At Savills' annual general meeting 21% of votes, or 22.9 million shares, were cast against the pay report with votes representing a further 7 million shares abstaining.
Dissenting shareholders objected to the company changing the measurements for Mark Ridley and other executives' bonuses because of the impact of Covid-19. The decision was worth about £350,000 to Ridley who also received £500,000 for meeting most of his "key objectives".
The FTSE 250 company said it spoke to investors and proxy advisers before the vote and that the company used its discretion to award 21% of the maximum award to executive directors, whose total pay fell 45%.

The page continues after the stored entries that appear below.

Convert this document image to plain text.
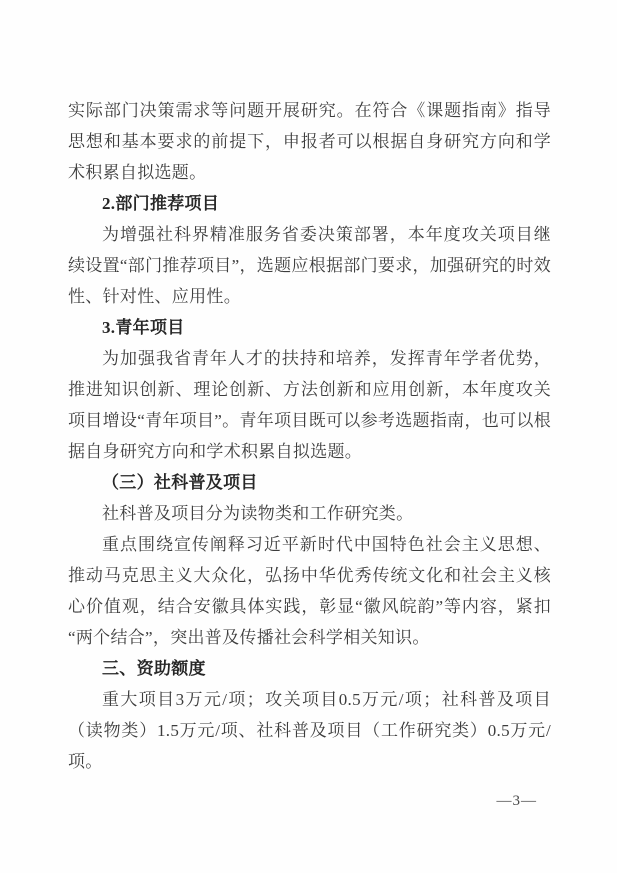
实际部门决策需求等问题开展研究。在符合《课题指南》指导思想和基本要求的前提下，申报者可以根据自身研究方向和学术积累自拟选题。

2.部门推荐项目

为增强社科界精准服务省委决策部署，本年度攻关项目继续设置“部门推荐项目”，选题应根据部门要求，加强研究的时效性、针对性、应用性。

3.青年项目

为加强我省青年人才的扶持和培养，发挥青年学者优势，推进知识创新、理论创新、方法创新和应用创新，本年度攻关项目增设“青年项目”。青年项目既可以参考选题指南，也可以根据自身研究方向和学术积累自拟选题。

（三）社科普及项目

社科普及项目分为读物类和工作研究类。

重点围绕宣传阐释习近平新时代中国特色社会主义思想、推动马克思主义大众化，弘扬中华优秀传统文化和社会主义核心价值观，结合安徽具体实践，彰显“徽风皖韵”等内容，紧扣“两个结合”，突出普及传播社会科学相关知识。

三、资助额度

重大项目3万元/项；攻关项目0.5万元/项；社科普及项目（读物类）1.5万元/项、社科普及项目（工作研究类）0.5万元/项。

—3—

Savills said the awards recognised "significant operational and strategic progress in the year, reflected by the impressive market share gains" made by the group. "The board is satisfied that its recommendation was made in the best interests of all stakeholders."
As required by company law when 20% or more of votes oppose a resolution, Savills said it would talk again to investors and report back within six months.
The revolt is the latest in the 2021 AGM season including a 40% vote against the pay deal for AstraZeneca chief executive Pascal Soriot and Rio Tinto shareholders rejecting its pay report after former bosses blew up ancient Aboriginal caves.
Savills said earlier on Wednesday that trading was better than expected so far in 2021 and comfortably ahead of a year earlier.